The Senior Citizen Rent Increase Exemption, or SCRIE, program freezes housing costs for rent-regulated residents older than age 62 who already pay more than one-third of their income for rent.

The current maximum annual income for SCRIE eligibility is $29,000, though the state budget deal, approved March 31, would raise that income cap to $50,000, pending City Council approval. Consideration of the new state provision has been underway since April 10, when Margaret Chin, who chairs the City Council’s Committee on Aging, introduced a bill that, if passed, would make the increase official.

Meanwhile, the state is still considering a bill that would eliminate the need for future legislative action to increase SCRIE income limits.

That bill — first introduced in January 2013 by Assemblymember Joan Millman and state Senator Bill Perkins — would require the state’s top housing agency to increase the income limits at each year’s start, to reflect any annual increase in the regional Consumer Price Index that covers New York and northern New Jersey.

The C.P.I. — released monthly by the U.S. Bureau of Labor Statistics — considers prices for things like food, clothing and shelter and transportation fares.

Proponents of the Millman-Perkins bill have long claimed that tying SCRIE increases to the C.P.I. would ensure that thousands more city seniors — especially those in rapidly gentrifying neighborhoods — would not be displaced from their homes by rising rents.

Now, Chin is once again trying to help push that SCRIE reform forward.

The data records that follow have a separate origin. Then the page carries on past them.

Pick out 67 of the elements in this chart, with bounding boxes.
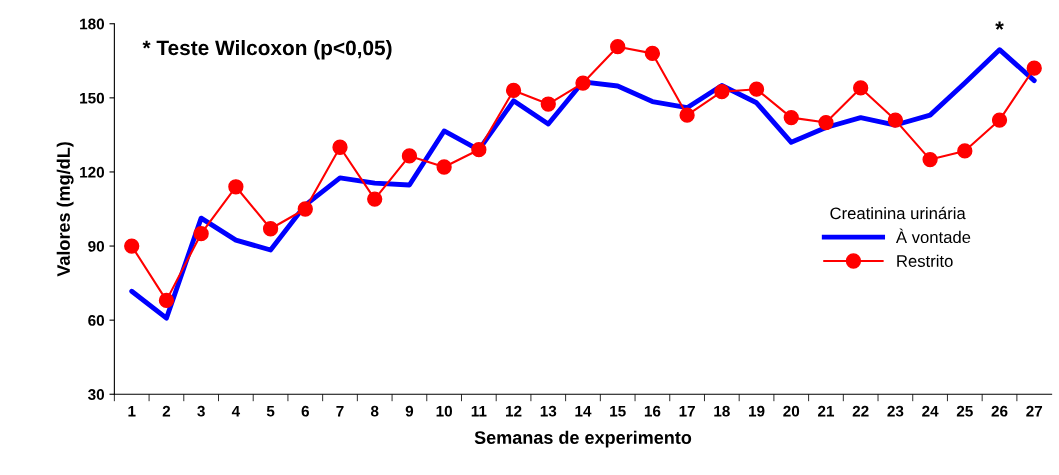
- x-tick-label: 19: [749, 405, 765, 417]
- point: [957, 143, 973, 159]
- x-tick-label: 3: [197, 405, 205, 417]
- x-tick-label: 2: [162, 405, 171, 417]
- x-tick-label: 7: [336, 405, 344, 417]
- x-tick-label: 21: [818, 405, 835, 417]
- point: [471, 142, 487, 158]
- y-tick-label: 90: [88, 240, 105, 252]
- y-axis-title: Valores (mg/dL): [56, 142, 74, 277]
- x-tick-label: 20: [783, 405, 800, 417]
- point: [679, 107, 695, 123]
- point: [228, 179, 244, 195]
- y-tick-label: 150: [80, 92, 105, 104]
- point: [505, 82, 522, 99]
- x-tick-label: 25: [956, 405, 973, 417]
- x-tick-label: 26: [991, 405, 1008, 417]
- point: [540, 96, 556, 112]
- point: [1026, 60, 1042, 76]
- point: [367, 191, 383, 207]
- point: [401, 148, 418, 164]
- x-tick-label: 11: [471, 405, 487, 417]
- legend-label: À vontade: [895, 228, 971, 244]
- point: [853, 80, 869, 96]
- x-tick-label: 15: [610, 405, 626, 417]
- x-tick-label: 8: [370, 405, 379, 417]
- annotation: * Teste Wilcoxon (p<0,05): [142, 39, 392, 60]
- point: [991, 112, 1008, 128]
- y-tick-label: 180: [80, 18, 105, 30]
- point: [887, 112, 904, 128]
- point: [610, 39, 626, 55]
- point: [644, 45, 661, 62]
- y-tick-label: 60: [88, 315, 105, 326]
- x-tick-label: 5: [266, 405, 275, 417]
- x-tick-label: 1: [128, 405, 136, 417]
- y-tick-label: 30: [88, 389, 105, 400]
- x-tick-label: 16: [644, 405, 661, 417]
- point: [575, 75, 591, 91]
- x-tick-label: 18: [714, 405, 730, 417]
- x-tick-label: 10: [436, 405, 452, 417]
- x-tick-label: 13: [540, 405, 557, 417]
- point: [922, 151, 938, 168]
- point: [124, 238, 140, 254]
- point: [332, 139, 348, 155]
- x-tick-label: 6: [301, 405, 309, 417]
- annotation: *: [995, 21, 1004, 30]
- point: [262, 221, 279, 237]
- legend-label: Restrito: [897, 254, 953, 267]
- x-tick-label: 17: [679, 405, 695, 417]
- x-tick-label: 24: [922, 405, 939, 417]
- legend-title: Creatinina urinária: [830, 206, 966, 220]
- point: [297, 201, 313, 217]
- y-tick-label: 120: [80, 166, 105, 178]
- point: [193, 226, 209, 242]
- x-tick-label: 9: [405, 405, 414, 417]
- point: [783, 109, 799, 126]
- point: [714, 84, 730, 100]
- point: [158, 292, 175, 309]
- x-tick-label: 23: [887, 405, 904, 417]
- point: [748, 81, 765, 97]
- x-tick-label: 4: [231, 405, 241, 417]
- x-axis-title: Semanas de experimento: [474, 430, 692, 448]
- x-tick-label: 27: [1026, 405, 1043, 417]
- point: [436, 159, 452, 175]
- point: [818, 114, 834, 131]
- x-tick-label: 22: [852, 405, 869, 417]
- x-tick-label: 12: [506, 405, 522, 417]
- x-tick-label: 14: [575, 405, 592, 417]
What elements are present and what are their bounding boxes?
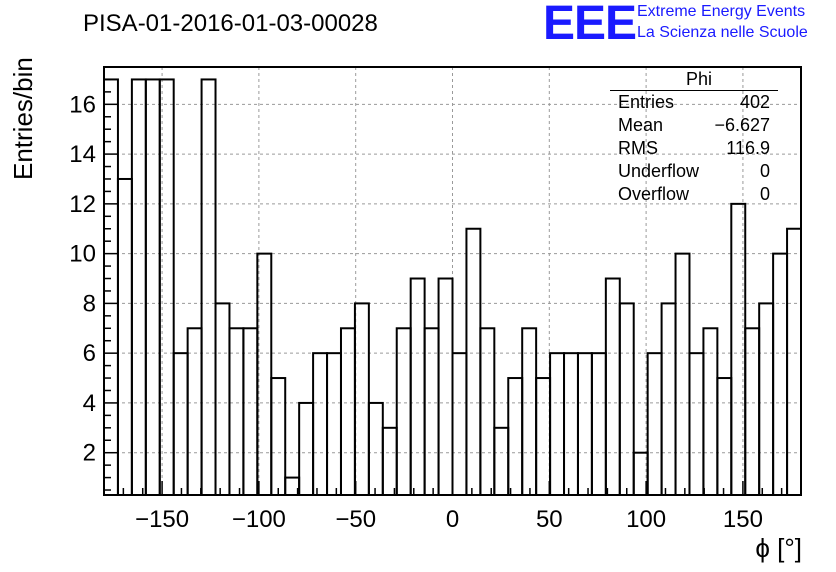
x-tick-label: 50 bbox=[536, 506, 563, 533]
logo-caption-line1: Extreme Energy Events bbox=[637, 3, 806, 20]
histogram-bin bbox=[758, 302, 775, 496]
histogram-bin bbox=[688, 352, 705, 496]
y-tick-label: 8 bbox=[83, 290, 96, 317]
stats-value: 402 bbox=[739, 92, 770, 112]
histogram-bin bbox=[674, 252, 691, 496]
x-tick-label: 100 bbox=[626, 506, 666, 533]
x-tick-label: 150 bbox=[723, 506, 763, 533]
stats-box: Phi Entries 402 Mean −6.627 RMS 116.9 Un… bbox=[610, 68, 778, 206]
stats-value: 0 bbox=[759, 184, 770, 204]
histogram-bin bbox=[326, 352, 342, 496]
histogram-bin bbox=[535, 377, 552, 496]
histogram-bin bbox=[549, 352, 566, 496]
logo-caption-line2: La Scienza nelle Scuole bbox=[637, 24, 808, 41]
x-tick-label: −50 bbox=[335, 506, 376, 533]
histogram-bin bbox=[312, 352, 329, 496]
histogram-bin bbox=[130, 78, 147, 496]
stats-label: Underflow bbox=[618, 161, 700, 181]
histogram-bin bbox=[590, 352, 607, 496]
eee-logo: EEE bbox=[543, 0, 637, 50]
stats-row-entries: Entries 402 bbox=[610, 91, 778, 114]
stats-label: Overflow bbox=[618, 184, 690, 204]
stats-value: 116.9 bbox=[726, 138, 770, 158]
stats-value: 0 bbox=[759, 161, 770, 181]
x-tick-label: 0 bbox=[446, 506, 459, 533]
histogram-bin bbox=[660, 302, 677, 496]
y-tick-label: 6 bbox=[83, 340, 96, 367]
histogram-bin bbox=[298, 401, 315, 497]
histogram-bin bbox=[604, 277, 621, 496]
histogram-bin bbox=[507, 377, 524, 496]
histogram-bin bbox=[716, 377, 733, 496]
stats-label: Entries bbox=[618, 92, 675, 112]
stats-row-mean: Mean −6.627 bbox=[610, 114, 778, 137]
x-axis-label: ϕ [°] bbox=[755, 533, 802, 563]
stats-row-rms: RMS 116.9 bbox=[610, 137, 778, 160]
stats-histogram-name: Phi bbox=[610, 68, 778, 91]
histogram-bin bbox=[563, 352, 579, 496]
y-tick-label: 14 bbox=[69, 141, 96, 168]
histogram-bin bbox=[116, 177, 133, 496]
histogram-title: PISA-01-2016-01-03-00028 bbox=[83, 10, 378, 37]
stats-label: Mean bbox=[618, 115, 664, 135]
y-tick-label: 16 bbox=[69, 91, 96, 118]
stats-value: −6.627 bbox=[714, 115, 770, 135]
x-tick-label: −100 bbox=[232, 506, 286, 533]
histogram-bin bbox=[214, 302, 231, 496]
histogram-bin bbox=[493, 426, 510, 497]
stats-label: RMS bbox=[618, 138, 658, 158]
histogram-bin bbox=[353, 302, 370, 496]
histogram-bin bbox=[256, 252, 273, 496]
y-tick-label: 4 bbox=[83, 390, 96, 417]
y-axis-label: Entries/bin bbox=[8, 57, 38, 180]
histogram-bin bbox=[270, 377, 287, 496]
histogram-bin bbox=[618, 302, 635, 496]
histogram-bin bbox=[381, 426, 398, 497]
histogram-bin bbox=[786, 227, 802, 497]
stats-row-underflow: Underflow 0 bbox=[610, 160, 778, 183]
y-tick-label: 2 bbox=[83, 440, 96, 467]
histogram-bin bbox=[409, 277, 426, 496]
histogram-bin bbox=[367, 401, 384, 497]
histogram-bin bbox=[465, 227, 482, 497]
x-tick-label: −150 bbox=[135, 506, 189, 533]
histogram-bin bbox=[576, 352, 593, 496]
histogram-bin bbox=[451, 352, 468, 496]
y-tick-label: 10 bbox=[69, 241, 96, 268]
histogram-bin bbox=[200, 78, 217, 496]
y-tick-label: 12 bbox=[69, 191, 96, 218]
histogram-bin bbox=[437, 277, 454, 496]
stats-row-overflow: Overflow 0 bbox=[610, 183, 778, 206]
histogram-bin bbox=[144, 78, 161, 496]
histogram-bin bbox=[772, 252, 789, 496]
histogram-bin bbox=[646, 352, 663, 496]
histogram-bin bbox=[172, 352, 189, 496]
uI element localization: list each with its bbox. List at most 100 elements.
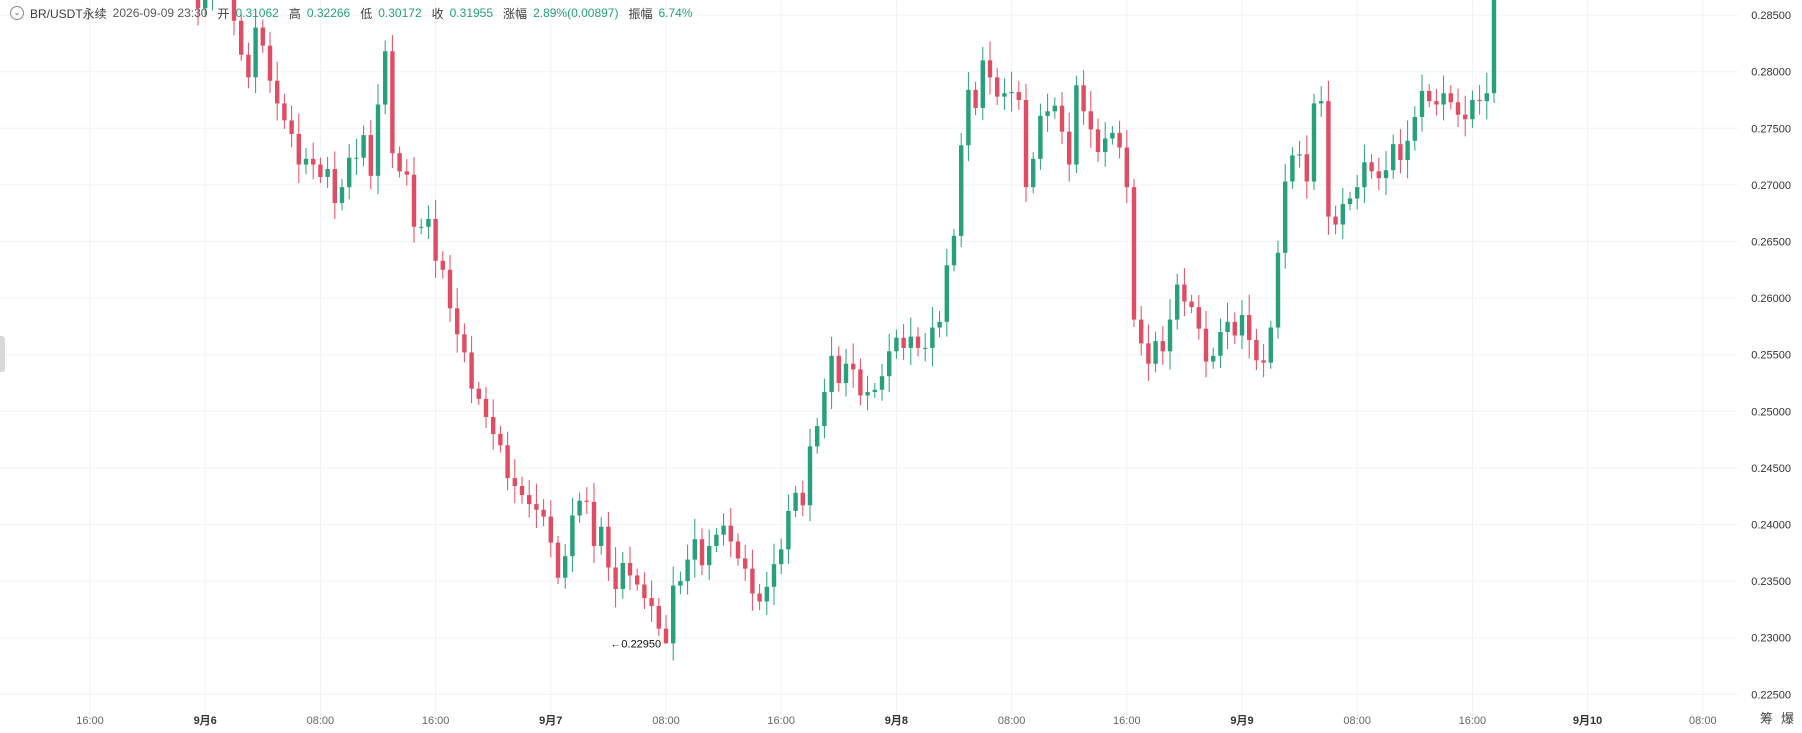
y-tick-label: 0.23500 — [1751, 576, 1791, 588]
candle-body — [815, 426, 820, 447]
candle-body — [1261, 360, 1266, 363]
candle-body — [483, 398, 489, 417]
candle-body — [944, 265, 949, 322]
candle-body — [656, 606, 661, 629]
candle-body — [527, 495, 532, 505]
candle-body — [469, 352, 474, 389]
candle-body — [1074, 85, 1079, 165]
y-tick-label: 0.27000 — [1751, 180, 1791, 192]
candle-body — [368, 135, 373, 176]
candle-body — [440, 260, 445, 270]
candle-body — [433, 218, 438, 261]
candle-body — [1117, 132, 1122, 148]
candle-body — [1441, 93, 1446, 105]
candle-body — [649, 598, 654, 607]
candle-body — [1182, 284, 1187, 302]
x-tick-label: 08:00 — [998, 715, 1026, 727]
candle-body — [721, 525, 726, 535]
candle-body — [606, 526, 611, 568]
x-tick-label: 16:00 — [1459, 715, 1487, 727]
candle-body — [786, 510, 791, 550]
candle-body — [1470, 100, 1475, 120]
candle-body — [1304, 154, 1309, 182]
change-value: 2.89%(0.00897) — [533, 6, 619, 20]
chip-distribution-button[interactable]: 筹 — [1759, 711, 1773, 726]
candle-body — [692, 539, 697, 560]
candle-body — [685, 559, 690, 582]
amplitude-label: 振幅 — [628, 6, 653, 21]
candle-body — [1491, 0, 1497, 94]
sidebar-toggle-handle[interactable] — [0, 336, 5, 372]
candle-body — [901, 337, 906, 348]
candle-body — [260, 27, 265, 46]
candle-body — [1297, 154, 1302, 156]
candle-body — [1002, 93, 1007, 97]
candle-body — [642, 584, 647, 599]
candle-body — [1095, 129, 1101, 153]
candle-body — [865, 392, 870, 396]
candle-body — [1139, 319, 1144, 344]
amplitude-value: 6.74% — [658, 6, 693, 20]
candle-body — [577, 500, 582, 516]
candle-body — [923, 347, 928, 349]
candle-body — [1167, 319, 1173, 352]
candle-body — [1391, 144, 1396, 171]
candle-body — [1153, 341, 1158, 364]
change-label: 涨幅 — [503, 6, 528, 21]
candle-body — [1247, 315, 1252, 340]
candle-body — [534, 504, 539, 510]
candle-body — [411, 174, 417, 227]
candle-body — [289, 120, 294, 134]
candle-body — [419, 226, 424, 228]
candle-body — [339, 187, 345, 204]
candle-body — [203, 0, 208, 9]
candle-body — [1225, 321, 1230, 333]
candle-body — [447, 269, 453, 309]
candle-body — [541, 509, 546, 517]
candle-body — [894, 337, 899, 352]
x-tick-label: 08:00 — [307, 715, 335, 727]
candle-body — [1477, 100, 1482, 102]
candle-body — [1369, 162, 1374, 172]
candle-body — [1124, 147, 1129, 188]
candle-body — [1110, 132, 1115, 139]
candle-body — [1160, 341, 1165, 352]
candle-body — [1239, 315, 1245, 336]
candle-body — [1463, 114, 1468, 120]
candle-body — [1412, 116, 1417, 141]
candle-body — [1088, 111, 1093, 130]
candle-body — [325, 169, 330, 177]
y-tick-label: 0.26000 — [1751, 293, 1791, 305]
candle-body — [397, 153, 402, 172]
candle-body — [851, 363, 856, 370]
candle-body — [1196, 307, 1201, 329]
candle-body — [915, 336, 921, 348]
x-tick-label: 16:00 — [76, 715, 104, 727]
candle-body — [1484, 93, 1489, 102]
collapse-icon[interactable]: ⌄ — [10, 6, 24, 20]
candle-body — [239, 20, 244, 55]
candle-body — [555, 542, 561, 578]
candle-body — [959, 145, 964, 236]
x-tick-label: 16:00 — [422, 715, 450, 727]
x-tick-label: 08:00 — [652, 715, 680, 727]
candle-body — [1448, 93, 1453, 103]
high-label: 高 — [288, 6, 301, 21]
candle-body — [771, 564, 777, 587]
candle-body — [699, 539, 705, 566]
candle-body — [620, 562, 625, 590]
candle-body — [980, 60, 985, 108]
candle-body — [887, 351, 892, 377]
candle-body — [1268, 327, 1273, 363]
candle-body — [332, 169, 337, 204]
liquidation-button[interactable]: 爆 — [1780, 711, 1794, 726]
candle-body — [1031, 158, 1036, 188]
candle-body — [671, 585, 676, 644]
candle-body — [354, 157, 359, 159]
x-tick-label: 9月9 — [1230, 714, 1253, 727]
candle-body — [267, 45, 273, 81]
candle-body — [879, 376, 885, 390]
y-tick-label: 0.27500 — [1751, 123, 1791, 135]
candle-body — [1254, 339, 1259, 361]
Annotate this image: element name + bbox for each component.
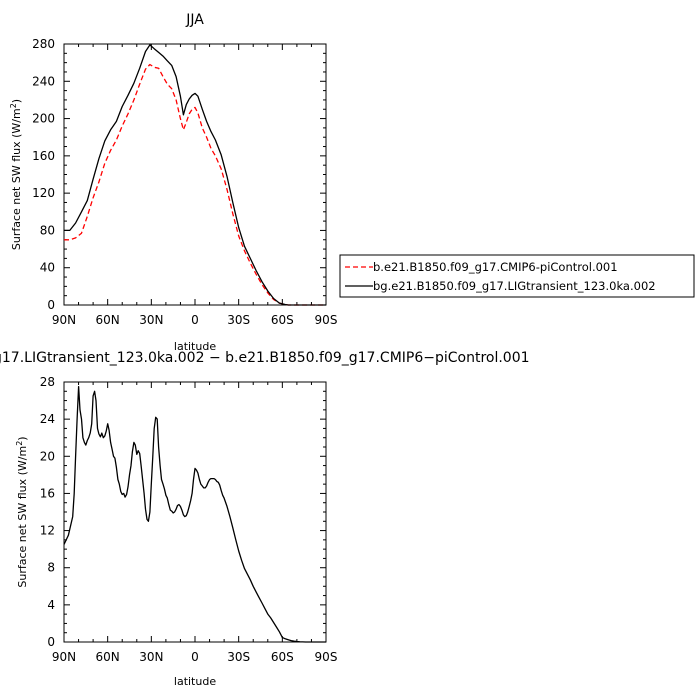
series-line-2	[64, 44, 326, 306]
x-tick-label: 90N	[52, 650, 76, 664]
x-tick-label: 90N	[52, 313, 76, 327]
series-line-1	[63, 385, 326, 643]
y-tick-label: 280	[32, 37, 55, 51]
y-tick-label: 16	[40, 486, 55, 500]
y-tick-label: 4	[47, 598, 55, 612]
y-tick-label: 8	[47, 561, 55, 575]
y-tick-label: 80	[40, 223, 55, 237]
x-tick-label: 90S	[315, 650, 338, 664]
y-tick-label: 28	[40, 375, 55, 389]
y-tick-label: 160	[32, 149, 55, 163]
legend-box	[339, 254, 695, 298]
plot-frame	[63, 43, 327, 306]
x-axis-label: latitude	[174, 675, 216, 688]
chart-title: bg.e21.B1850.f09_g17.LIGtransient_123.0k…	[0, 350, 530, 366]
y-axis-label: Surface net SW flux (W/m2)	[15, 436, 29, 587]
chart-title: JJA	[185, 12, 204, 28]
x-axis-label: latitude	[174, 340, 216, 353]
x-tick-label: 60S	[271, 313, 294, 327]
x-tick-label: 0	[191, 650, 199, 664]
chart-panel-2: 90N 60N 30N 0 30S 60S 90S 0 4 8 12 16 20 24 28 bg.e21.B…	[0, 350, 530, 688]
x-tick-label: 60N	[96, 313, 120, 327]
x-tick-label: 30N	[139, 313, 163, 327]
y-tick-label: 24	[40, 412, 55, 426]
x-tick-label: 30S	[227, 650, 250, 664]
y-tick-label: 240	[32, 74, 55, 88]
x-tick-label: 60S	[271, 650, 294, 664]
y-tick-label: 0	[47, 635, 55, 649]
y-tick-label: 40	[40, 261, 55, 275]
x-tick-label: 90S	[315, 313, 338, 327]
plot-frame	[63, 381, 327, 643]
x-tick-label: 30S	[227, 313, 250, 327]
y-tick-label: 0	[47, 298, 55, 312]
series-line-1	[64, 63, 326, 306]
legend-label-1: b.e21.B1850.f09_g17.CMIP6-piControl.001	[373, 260, 618, 274]
chart-panel-1: 90N 60N 30N 0 30S 60S 90S 0 40 80 120 160 200 240 280 J…	[9, 12, 695, 353]
x-tick-label: 60N	[96, 650, 120, 664]
y-tick-label: 200	[32, 112, 55, 126]
legend-label-2: bg.e21.B1850.f09_g17.LIGtransient_123.0k…	[373, 279, 656, 293]
y-tick-label: 120	[32, 186, 55, 200]
x-tick-label: 30N	[139, 650, 163, 664]
y-tick-label: 12	[40, 524, 55, 538]
x-tick-label: 0	[191, 313, 199, 327]
y-tick-label: 20	[40, 449, 55, 463]
y-axis-label: Surface net SW flux (W/m2)	[9, 99, 23, 250]
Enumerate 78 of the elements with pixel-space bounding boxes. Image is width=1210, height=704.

A new Council resolution, introduced jointly on April 29 by Chin and Councilmembers Karen Koslowitz and Julissa Ferreras, would call on the Legislature to pass the Millman-Perkins bill.

“Our seniors have the right to age in place without fear of being priced out of their lifelong homes and neighborhoods,” Chin said. “As New York City’s costs of living continue to rise, SCRIE serves as an essential safety net for seniors whose housing would otherwise be in jeopardy.

“By quickly enacting legislation linking SCRIE to regional C.P.I., the state can guarantee that more seniors can afford to remain in their homes.”

New York and northern New Jersey’s C.P.I. increased 1.3 percent from March 2013 to March 2014, according to the Bureau of Labor Statistics.